For Cyprus—one of 10 countries to join the European Union (EU) last year—EU accession poses significant challenges, but also offers substantial economic opportunities, according to the IMF’s bi-annual assessment of the economy. Economic growth rebounded to about 3½ percent in 2004, driven mainly by increased domestic demand, and is expected to rise to almost 4 percent in 2005, reflecting an improved external environment. The IMF’s Executive Board commended the authorities for achieving low inflation, near full employment, and stronger growth. It also welcomed the authorities’ plan to join ERM2— the exchange rate mechanism that countries wanting to adopt the euro must participate in for two years before they can join the EU’s Economic and Monetary Union. The Board cautioned, however, that joining ERM2 and preparing for euro adoption will require sustained fiscal adjustment.
Cyprus has tightened its fiscal policy following a slippage in 2003. The recently adopted Convergence Program aims to reduce the general government deficit to 2.9 percent of GDP in 2005, thereby bringing it in line with the 3 percent limit set out in the EU’s Stability and Growth Pact. Substantial progress has also been achieved in adopting structural reforms that would allow Cyprus to conform with current EU legislation.
The Board noted that these reforms—which include tax reform, capital account liberalization, and strengthening financial sector legislation in line with EU directives—will help lay the foundation for sustained economic growth in the future.
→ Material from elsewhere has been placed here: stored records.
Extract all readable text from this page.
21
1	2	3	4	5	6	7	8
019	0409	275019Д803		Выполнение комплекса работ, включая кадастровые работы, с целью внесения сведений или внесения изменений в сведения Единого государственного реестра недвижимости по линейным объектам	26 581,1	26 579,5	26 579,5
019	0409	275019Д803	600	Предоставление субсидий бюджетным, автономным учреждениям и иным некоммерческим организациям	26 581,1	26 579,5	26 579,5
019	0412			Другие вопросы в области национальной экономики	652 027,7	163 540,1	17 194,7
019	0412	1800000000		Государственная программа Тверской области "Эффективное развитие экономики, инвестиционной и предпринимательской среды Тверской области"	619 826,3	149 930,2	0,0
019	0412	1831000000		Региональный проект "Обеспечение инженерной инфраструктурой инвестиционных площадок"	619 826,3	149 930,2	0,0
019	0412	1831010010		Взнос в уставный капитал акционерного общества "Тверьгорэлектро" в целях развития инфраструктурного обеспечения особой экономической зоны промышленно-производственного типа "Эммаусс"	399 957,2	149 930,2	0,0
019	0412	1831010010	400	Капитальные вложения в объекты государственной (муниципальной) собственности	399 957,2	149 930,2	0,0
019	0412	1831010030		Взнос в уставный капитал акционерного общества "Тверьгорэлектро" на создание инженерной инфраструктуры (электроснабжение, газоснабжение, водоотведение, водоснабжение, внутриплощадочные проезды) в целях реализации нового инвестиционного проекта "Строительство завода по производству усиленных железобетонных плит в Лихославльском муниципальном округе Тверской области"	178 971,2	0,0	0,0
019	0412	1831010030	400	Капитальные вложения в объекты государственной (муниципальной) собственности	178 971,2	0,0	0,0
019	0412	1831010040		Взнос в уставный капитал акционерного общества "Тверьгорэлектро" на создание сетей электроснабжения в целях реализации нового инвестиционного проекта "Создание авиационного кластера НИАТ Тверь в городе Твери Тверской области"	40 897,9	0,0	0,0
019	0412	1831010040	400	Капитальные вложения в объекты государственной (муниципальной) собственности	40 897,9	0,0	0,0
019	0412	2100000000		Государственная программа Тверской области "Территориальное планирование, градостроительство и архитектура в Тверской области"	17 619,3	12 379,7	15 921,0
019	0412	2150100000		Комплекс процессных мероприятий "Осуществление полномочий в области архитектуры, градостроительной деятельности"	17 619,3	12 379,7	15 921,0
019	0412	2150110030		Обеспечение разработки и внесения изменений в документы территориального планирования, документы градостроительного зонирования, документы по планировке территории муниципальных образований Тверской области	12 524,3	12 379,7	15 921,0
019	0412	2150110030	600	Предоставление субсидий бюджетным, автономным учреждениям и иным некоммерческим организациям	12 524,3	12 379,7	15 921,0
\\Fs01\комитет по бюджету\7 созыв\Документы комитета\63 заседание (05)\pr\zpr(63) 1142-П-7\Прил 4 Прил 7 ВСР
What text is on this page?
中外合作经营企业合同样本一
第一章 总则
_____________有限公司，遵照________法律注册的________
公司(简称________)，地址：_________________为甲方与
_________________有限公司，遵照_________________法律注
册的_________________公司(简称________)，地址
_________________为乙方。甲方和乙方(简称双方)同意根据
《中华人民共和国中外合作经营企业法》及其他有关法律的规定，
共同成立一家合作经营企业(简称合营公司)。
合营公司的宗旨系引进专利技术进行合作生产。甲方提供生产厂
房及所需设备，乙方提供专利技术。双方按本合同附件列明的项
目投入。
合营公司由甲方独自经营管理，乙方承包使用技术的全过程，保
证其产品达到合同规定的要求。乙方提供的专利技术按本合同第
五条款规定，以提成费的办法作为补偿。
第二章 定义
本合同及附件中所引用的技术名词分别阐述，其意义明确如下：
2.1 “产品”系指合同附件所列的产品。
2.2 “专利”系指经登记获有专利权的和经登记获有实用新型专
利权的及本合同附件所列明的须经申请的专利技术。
But it also encouraged the country to further strengthen competitiveness, including by modernizing the governance structure of public enterprises, considering privatization where appropriate, and enhancing labor market flexibility.
The Board expressed support for the central bank’s cautious monetary policy but stressed that continued vigilance would be necessary in the face of possible inflationary pressures leading up to adoption of the euro.